Kamar itu hanya ditempati oleh Wei Renwu sendiri. Bukan karena teman sekamarnya belum pulang, tetapi memang dari awal hanya Wei Renwu yang tinggal di sana. Saat semester pertama tahun pertama, kamar itu masih penuh terisi. Namun, lama-kelamaan, mereka semua pindah keluar, hanya menyisakan Wei Renwu seorang.
Bukan karena Wei Renwu orang istimewa hingga mendapat perlakuan khusus, melainkan karena ia terlalu berbeda bagi mereka. Mereka tak sanggup tinggal satu kamar dengan orang seperti Wei Renwu, makanya mereka memilih pergi.
Tinggal sendirian memang agak sepi, tapi Wei Renwu lebih suka sendiri daripada tinggal bersama orang-orang yang menurutnya bodoh. Hasil akhirnya pun sesuai dengan keinginannya.

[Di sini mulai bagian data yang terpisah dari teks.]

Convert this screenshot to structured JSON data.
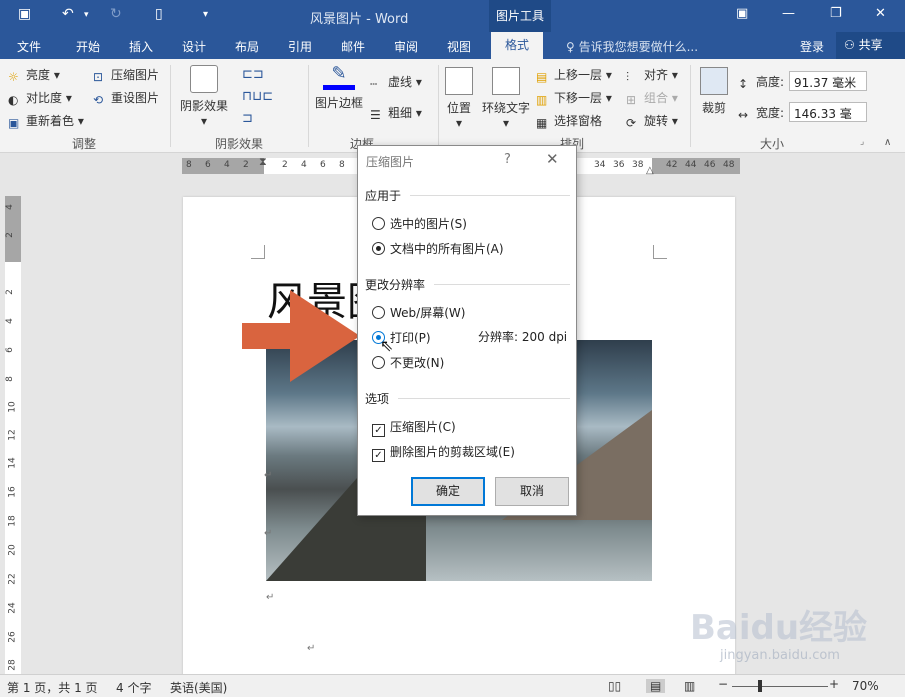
{
  "window": {
    "doc_title": "风景图片 - Word",
    "context_tab": "图片工具"
  },
  "tabs": [
    "文件",
    "开始",
    "插入",
    "设计",
    "布局",
    "引用",
    "邮件",
    "审阅",
    "视图",
    "格式"
  ],
  "tell_me": "告诉我您想要做什么...",
  "login": "登录",
  "share": "共享",
  "ribbon": {
    "adjust": {
      "brightness": "亮度",
      "contrast": "对比度",
      "recolor": "重新着色",
      "compress": "压缩图片",
      "reset": "重设图片",
      "label": "调整"
    },
    "shadow": {
      "shadow_effects": "阴影效果",
      "label": "阴影效果"
    },
    "border": {
      "picture_border": "图片边框",
      "dashes": "虚线",
      "weight": "粗细",
      "label": "边框"
    },
    "arrange": {
      "position": "位置",
      "wrap": "环绕文字",
      "bring_forward": "上移一层",
      "send_backward": "下移一层",
      "selection_pane": "选择窗格",
      "align": "对齐",
      "group": "组合",
      "rotate": "旋转",
      "label": "排列"
    },
    "size": {
      "crop": "裁剪",
      "height_label": "高度:",
      "height_value": "91.37 毫米",
      "width_label": "宽度:",
      "width_value": "146.33 毫",
      "label": "大小"
    }
  },
  "ruler": {
    "ticks": [
      "8",
      "6",
      "4",
      "2",
      "2",
      "4",
      "6",
      "8",
      "34",
      "36",
      "38",
      "42",
      "44",
      "46",
      "48"
    ],
    "vticks": [
      "4",
      "2",
      "2",
      "4",
      "6",
      "8",
      "10",
      "12",
      "14",
      "16",
      "18",
      "20",
      "22",
      "24",
      "26",
      "28"
    ],
    "corner": "L"
  },
  "document": {
    "title_visible": "风景图"
  },
  "dialog": {
    "title": "压缩图片",
    "help": "?",
    "close": "✕",
    "apply_to": "应用于",
    "opt_selected": "选中的图片(S)",
    "opt_all": "文档中的所有图片(A)",
    "change_res": "更改分辨率",
    "opt_web": "Web/屏幕(W)",
    "opt_print": "打印(P)",
    "opt_nochange": "不更改(N)",
    "resolution": "分辨率:  200 dpi",
    "options": "选项",
    "chk_compress": "压缩图片(C)",
    "chk_delete_crop": "删除图片的剪裁区域(E)",
    "ok": "确定",
    "cancel": "取消"
  },
  "status": {
    "page": "第 1 页，共 1 页",
    "words": "4 个字",
    "language": "英语(美国)",
    "zoom": "70%"
  },
  "watermark": {
    "logo": "Baidu经验",
    "url": "jingyan.baidu.com"
  }
}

Wei Renwu duduk bersila di atas ranjang, mata terpejam, meski tidak tidur. Otaknya bekerja sangat cepat, merangkum semua petunjuk yang didapat selama beberapa hari ini, dan bersiap untuk langkah selanjutnya.
Ia duduk menunggu, terus menunggu, menanti pintu asrama ditutup dan lampu kamar dipadamkan.
Akhirnya, tepat pukul sebelas malam, pintu asrama ditutup seperti biasa, lampu kamar padam, para mahasiswa satu per satu terlelap dalam mimpi. Sementara Wei Renwu yang sejak tadi duduk dengan mata terpejam, kini membuka matanya.